Kim did not disclose the scale of the shortages, but they appear to be serious. In April, KCNA reported Kim urged people to undertake another “Arduous March,” while addressing a top-level political meeting.

The term “Arduous March” refers to a period of devastating famine in the early 1990s, when North Korea’s economy spiraled downward following the collapse of the Soviet Union, which ended the flow of aid into the country.

Hundreds of thousands of people, or as many as 10% of the country’s population, were estimated to have starved to death.

The Food and Agriculture Organization of the United Nations (FAO) has estimated that North Korea is short of about 860,000 tons of food, enough for just over two months of supplies.
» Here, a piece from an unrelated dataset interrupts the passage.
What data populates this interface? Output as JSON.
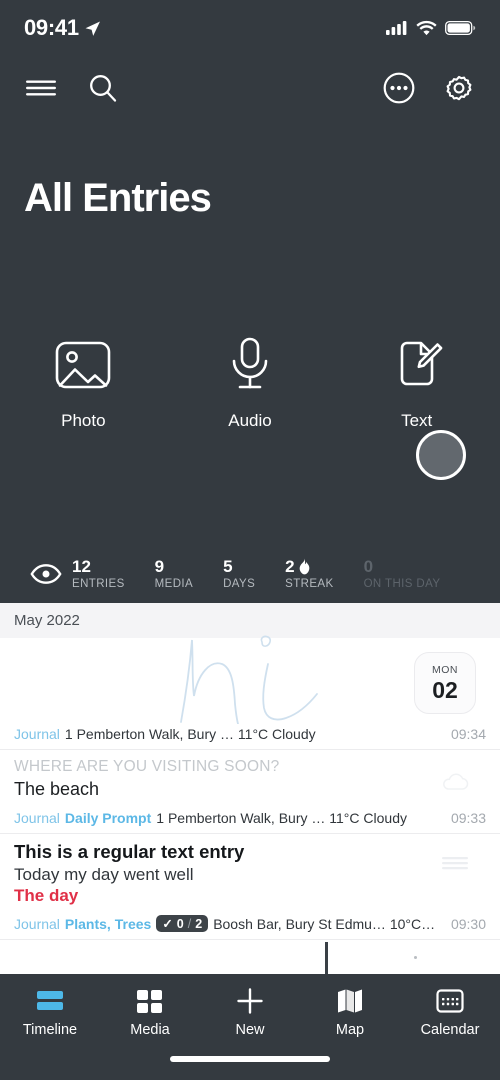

In a report released on Monday, the FAO said North Korea officially plans to import only about one fifth of the food it needs to cover the gaps in domestic shortages. It said that while North Korea increased agricultural planting in 2020, the growth “mostly offset yield losses due to floods and storms” that the Korean Peninsula experienced from early August until early September 2020.

The FAO has warned that if the gap in supplies is not covered through imports or aid, North Koreans could experience “a harsh lean period between August and October 2021.”

KCNA said the plenary meeting would focus on directing all efforts to farming this year and coping with the epidemic situation. Other topics listed in the report included the current international situation and the ruling party’s corresponding direction, improving living standards and childcare and discussing organizational issue.